Standard Blog

Remains

by Jack Myers

What’ll I do with my body when I’m dead?
The best times I ever had were spent sailing
in place so I vote for being buried.
But I’ve lived such a nomadic life
my children have drifted out like a smoke plume
coast to coast which’d make me hard to visit.
Maybe I should be shoveled from a crematorium
and sleep like a magic genie inside an urn
next to the trophy boasting of one thing I did well.
But wait! How about being scattered from a bridge
spanning this life to the next?  It’d be the perfect symbol
of crossing over and my constant indecision.  I think that,
my dear executor, makes the vote unanimous.

Paradise

by Jack Myers

In a program called Survivor Man,
the host, after drifting five days at sea,
washes up in paradise: there’s your coral reef,
the blue lagoon, and exotic colored birds
bouncing on palms in the balmy wind.

Later that day, he finds himself
under a pan frying sun
among humongous cockroaches,
flesh eating crabs, and fins
scissoring the island as if it were a cutout.

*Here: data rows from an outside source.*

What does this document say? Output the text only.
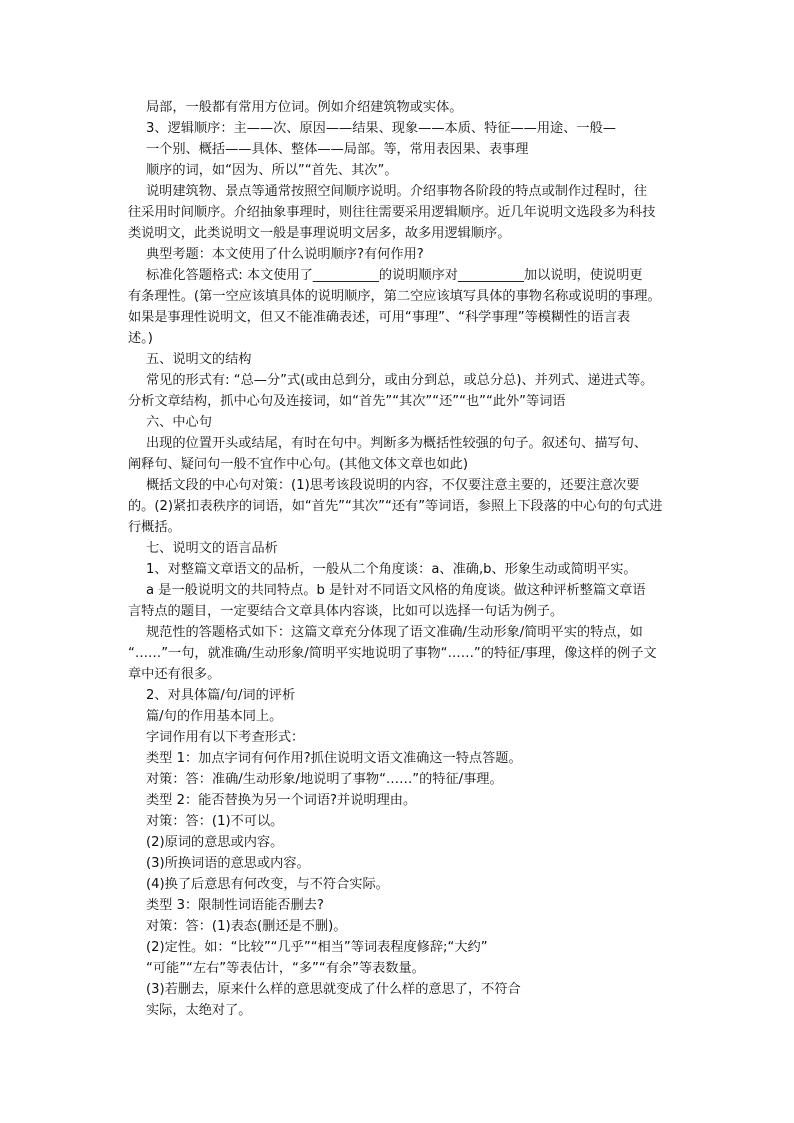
局部，一般都有常用方位词。例如介绍建筑物或实体。
3、逻辑顺序：主——次、原因——结果、现象——本质、特征——用途、一般—
一个别、概括——具体、整体——局部。等，常用表因果、表事理
顺序的词，如“因为、所以”“首先、其次”。
说明建筑物、景点等通常按照空间顺序说明。介绍事物各阶段的特点或制作过程时，往
往采用时间顺序。介绍抽象事理时，则往往需要采用逻辑顺序。近几年说明文选段多为科技
类说明文，此类说明文一般是事理说明文居多，故多用逻辑顺序。
典型考题：本文使用了什么说明顺序?有何作用?
标准化答题格式: 本文使用了__________的说明顺序对__________加以说明，使说明更
有条理性。(第一空应该填具体的说明顺序，第二空应该填写具体的事物名称或说明的事理。
如果是事理性说明文，但又不能准确表述，可用“事理”、“科学事理”等模糊性的语言表
述。)
五、说明文的结构
常见的形式有: “总—分”式(或由总到分，或由分到总，或总分总)、并列式、递进式等。
分析文章结构，抓中心句及连接词，如“首先”“其次”“还”“也”“此外”等词语
六、中心句
出现的位置开头或结尾，有时在句中。判断多为概括性较强的句子。叙述句、描写句、
阐释句、疑问句一般不宜作中心句。(其他文体文章也如此)
概括文段的中心句对策：(1)思考该段说明的内容，不仅要注意主要的，还要注意次要
的。(2)紧扣表秩序的词语，如“首先”“其次”“还有”等词语，参照上下段落的中心句的句式进
行概括。
七、说明文的语言品析
1、对整篇文章语文的品析，一般从二个角度谈：a、准确,b、形象生动或简明平实。
a 是一般说明文的共同特点。b 是针对不同语文风格的角度谈。做这种评析整篇文章语
言特点的题目，一定要结合文章具体内容谈，比如可以选择一句话为例子。
规范性的答题格式如下：这篇文章充分体现了语文准确/生动形象/简明平实的特点，如
“……”一句，就准确/生动形象/简明平实地说明了事物“……”的特征/事理，像这样的例子文
章中还有很多。
2、对具体篇/句/词的评析
篇/句的作用基本同上。
字词作用有以下考查形式：
类型 1：加点字词有何作用?抓住说明文语文准确这一特点答题。
对策：答：准确/生动形象/地说明了事物“……”的特征/事理。
类型 2：能否替换为另一个词语?并说明理由。
对策：答：(1)不可以。
(2)原词的意思或内容。
(3)所换词语的意思或内容。
(4)换了后意思有何改变，与不符合实际。
类型 3：限制性词语能否删去?
对策：答：(1)表态(删还是不删)。
(2)定性。如：“比较”“几乎”“相当”等词表程度修辞;“大约”
“可能”“左右”等表估计，“多”“有余”等表数量。
(3)若删去，原来什么样的意思就变成了什么样的意思了，不符合
实际，太绝对了。
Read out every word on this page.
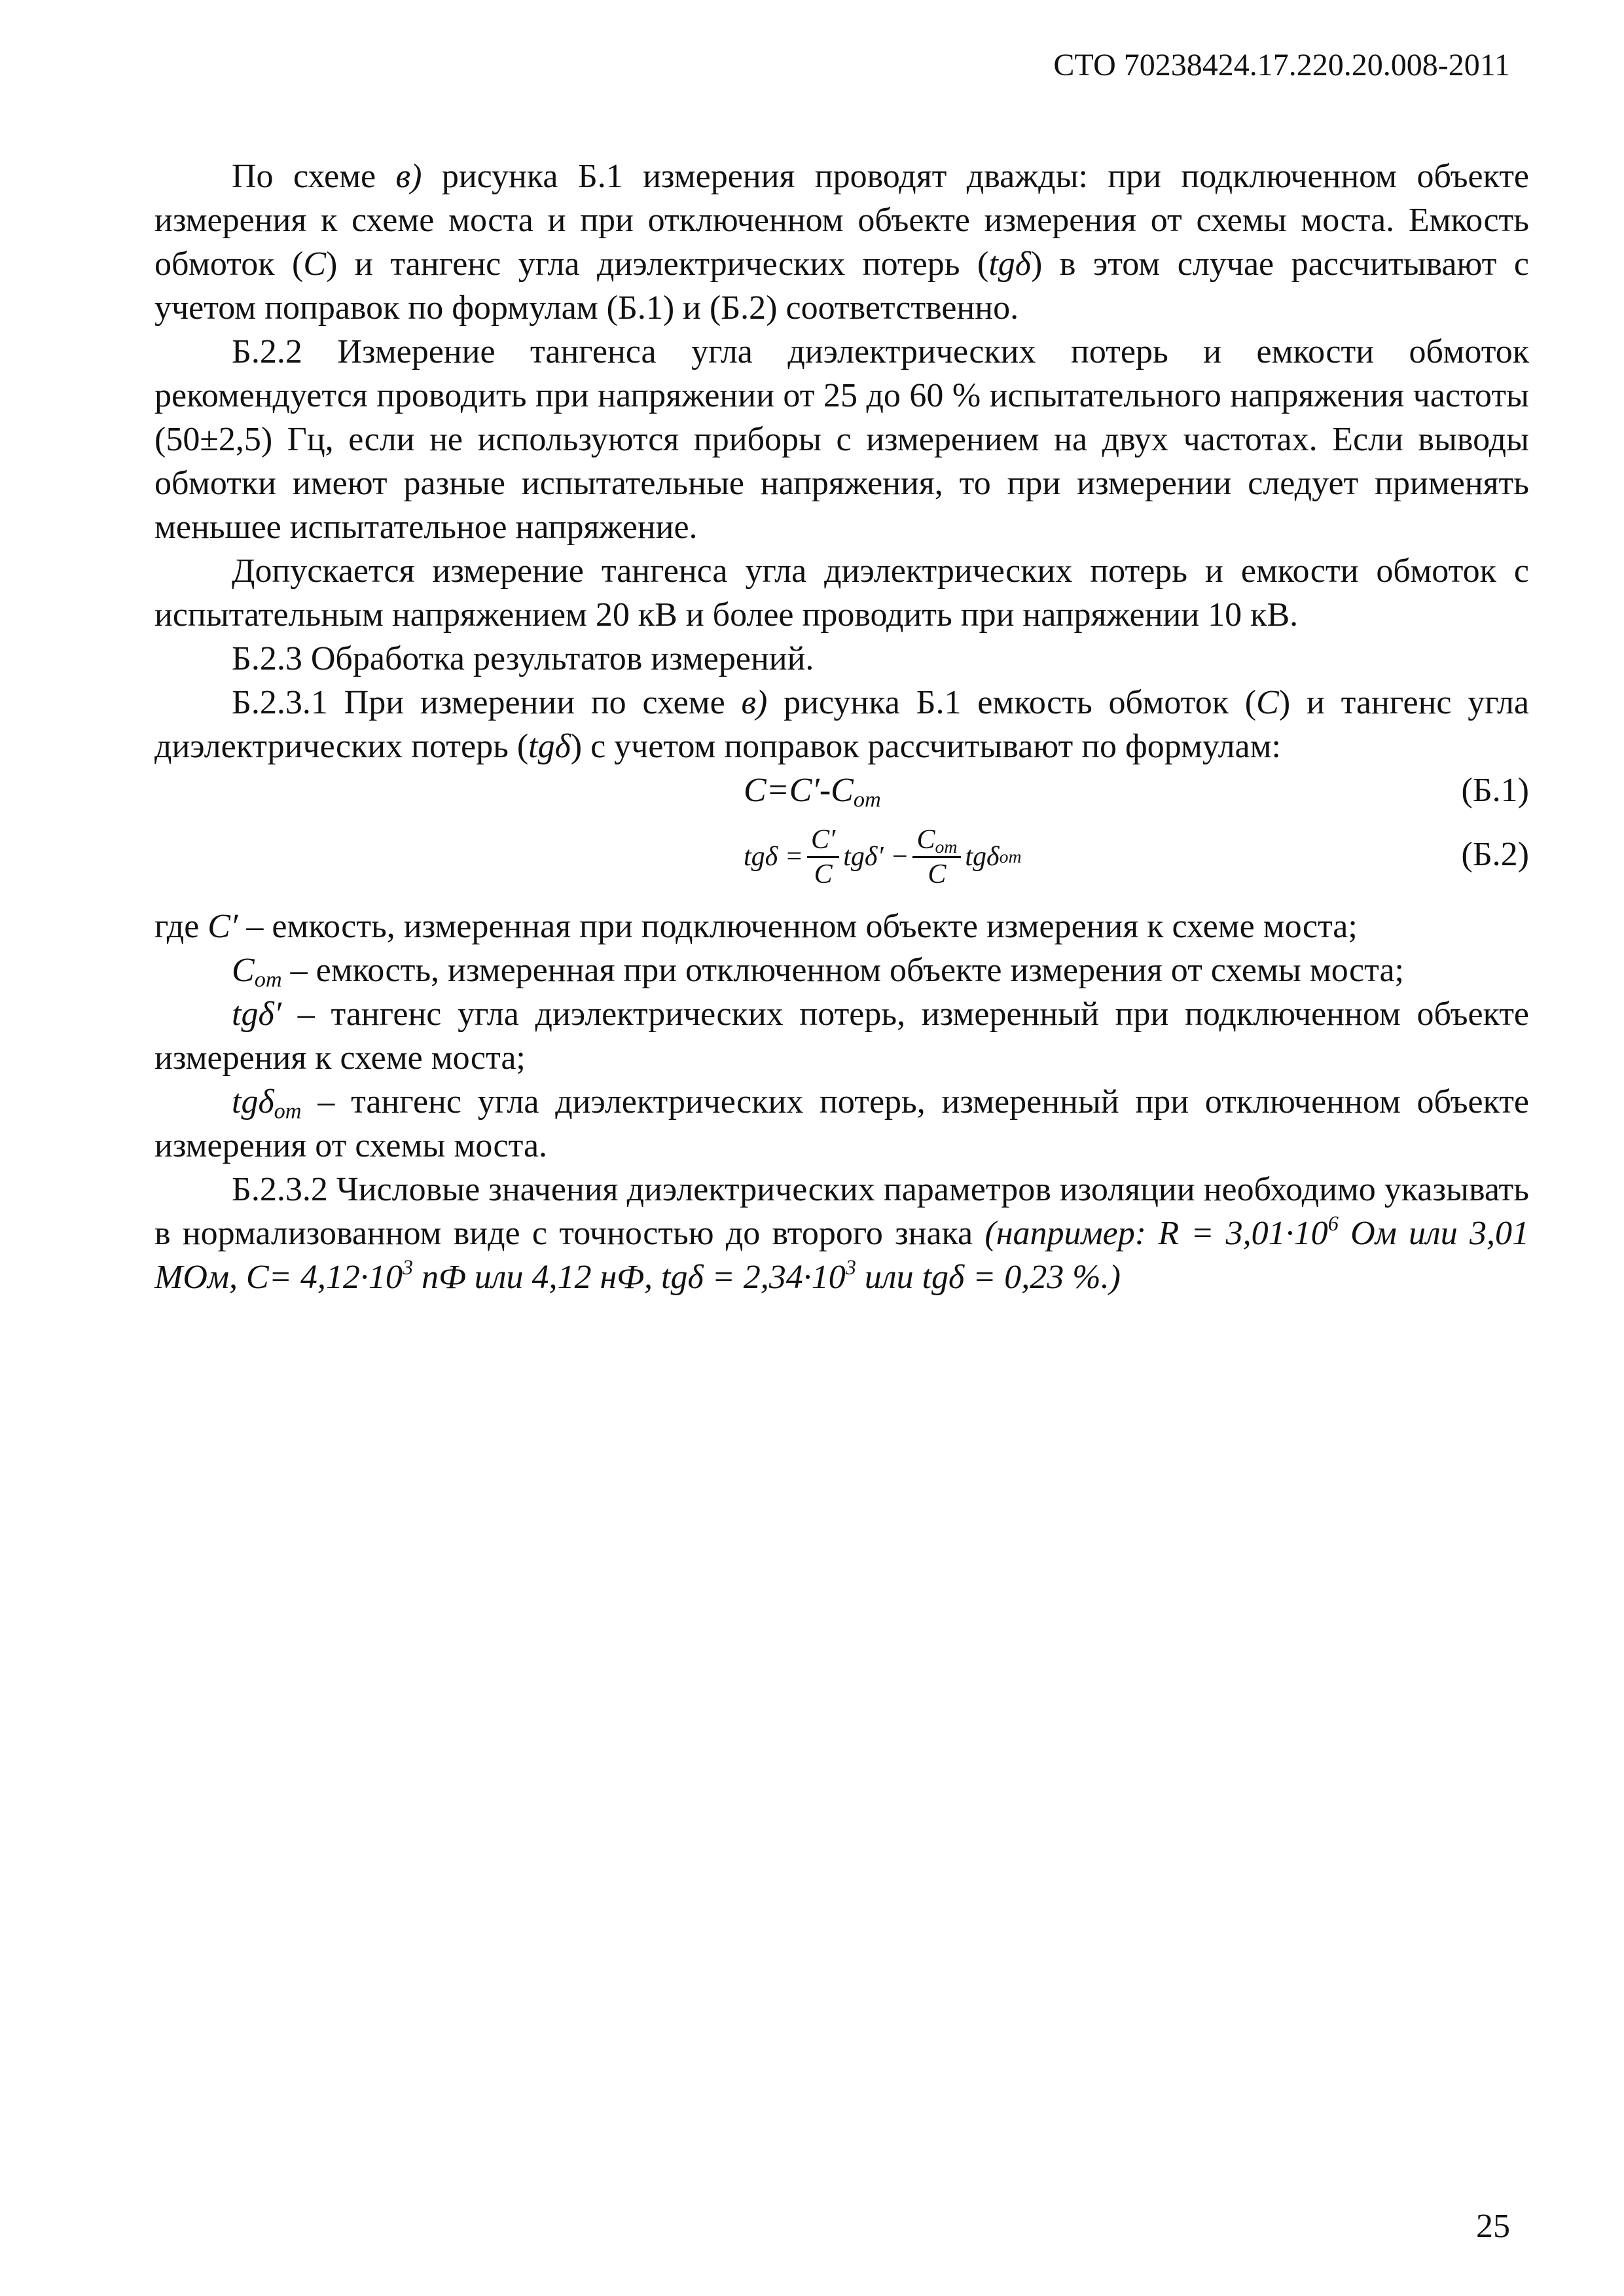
СТО 70238424.17.220.20.008-2011

По схеме в) рисунка Б.1 измерения проводят дважды: при подключенном объекте измерения к схеме моста и при отключенном объекте измерения от схемы моста. Емкость обмоток (C) и тангенс угла диэлектрических потерь (tgδ) в этом случае рассчитывают с учетом поправок по формулам (Б.1) и (Б.2) соответственно.

Б.2.2 Измерение тангенса угла диэлектрических потерь и емкости обмоток рекомендуется проводить при напряжении от 25 до 60 % испытательного напряжения частоты (50±2,5) Гц, если не используются приборы с измерением на двух частотах. Если выводы обмотки имеют разные испытательные напряжения, то при измерении следует применять меньшее испытательное напряжение.

Допускается измерение тангенса угла диэлектрических потерь и емкости обмоток с испытательным напряжением 20 кВ и более проводить при напряжении 10 кВ.

Б.2.3 Обработка результатов измерений.

Б.2.3.1 При измерении по схеме в) рисунка Б.1 емкость обмоток (C) и тангенс угла диэлектрических потерь (tgδ) с учетом поправок рассчитывают по формулам:

$C=C'-C_{от}$	(Б.1)
$tg\delta = \frac{C'}{C} tg\delta' - \frac{C_{от}}{C}$ tgδ от	(Б.2)

где C′ – емкость, измеренная при подключенном объекте измерения к схеме моста;

$C_{от}$ – емкость, измеренная при отключенном объекте измерения от схемы моста;

tgδ′ – тангенс угла диэлектрических потерь, измеренный при подключенном объекте измерения к схеме моста;

tgδ$_{от}$ – тангенс угла диэлектрических потерь, измеренный при отключенном объекте измерения от схемы моста.

Б.2.3.2 Числовые значения диэлектрических параметров изоляции необходимо указывать в нормализованном виде с точностью до второго знака (например: $R = 3,01\cdot 10^6$ Ом или 3,01 МОм, $C= 4,12\cdot 10^3$ пФ или 4,12 нФ, $tg\delta = 2,34\cdot 10^3$ или tgδ = 0,23 %.)

25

This paradise looks familiar, he thinks:
the woman he gave up everything for;
the career that turned into paperwork;
the crazy family life that left him hoping
for a quiet retirement.

So what is paradise?  The longing to leave?
The leaving itself?  In the end, Survivor Man
tosses a message in a bottle out to sea.
It floats for years, then washes up in a place like this.

Cloud, Backlit

by Jack Myers

6 a.m. March.  Snow flurries.
I’m stepping into the Atlantic,
gulping fast, get ready breaths
so I can swim furiously, numb
and red all over, to get out to my boat.

I practice my Zen training
which says if I utterly give in
to the cold, I won’t feel how cold it is.

At dusk, I see a cloud backlit
so brilliantly it looks black
while the earth’s atmosphere bathes it
in a perfume of pastel sherbet colors.

If my better half were here,
I would take this in without feeling
the need to tell about it
and making it all about myself.

This is the work I have to do, I tell myself.
Go ahead, I say, swim in it.
Force yourself if you have to.

Life on Earth

by Jack Myers

During my life on earth, I loved being
showered by the sun’s colored protons
while seagulls screamed and days
dredged back and forth in the sexual smell of fish.

I loved my yellow consciousness
that was a long yes hovering above me
in blissful numbness like a gold ring
promised to a blue afterlife.

Yes, it was the sunlit numbness of being
in the moment that I miss though I’m enjoying
the reverse: it all happening simultaneously,
and me, holding all of it inside me, totally dispersed.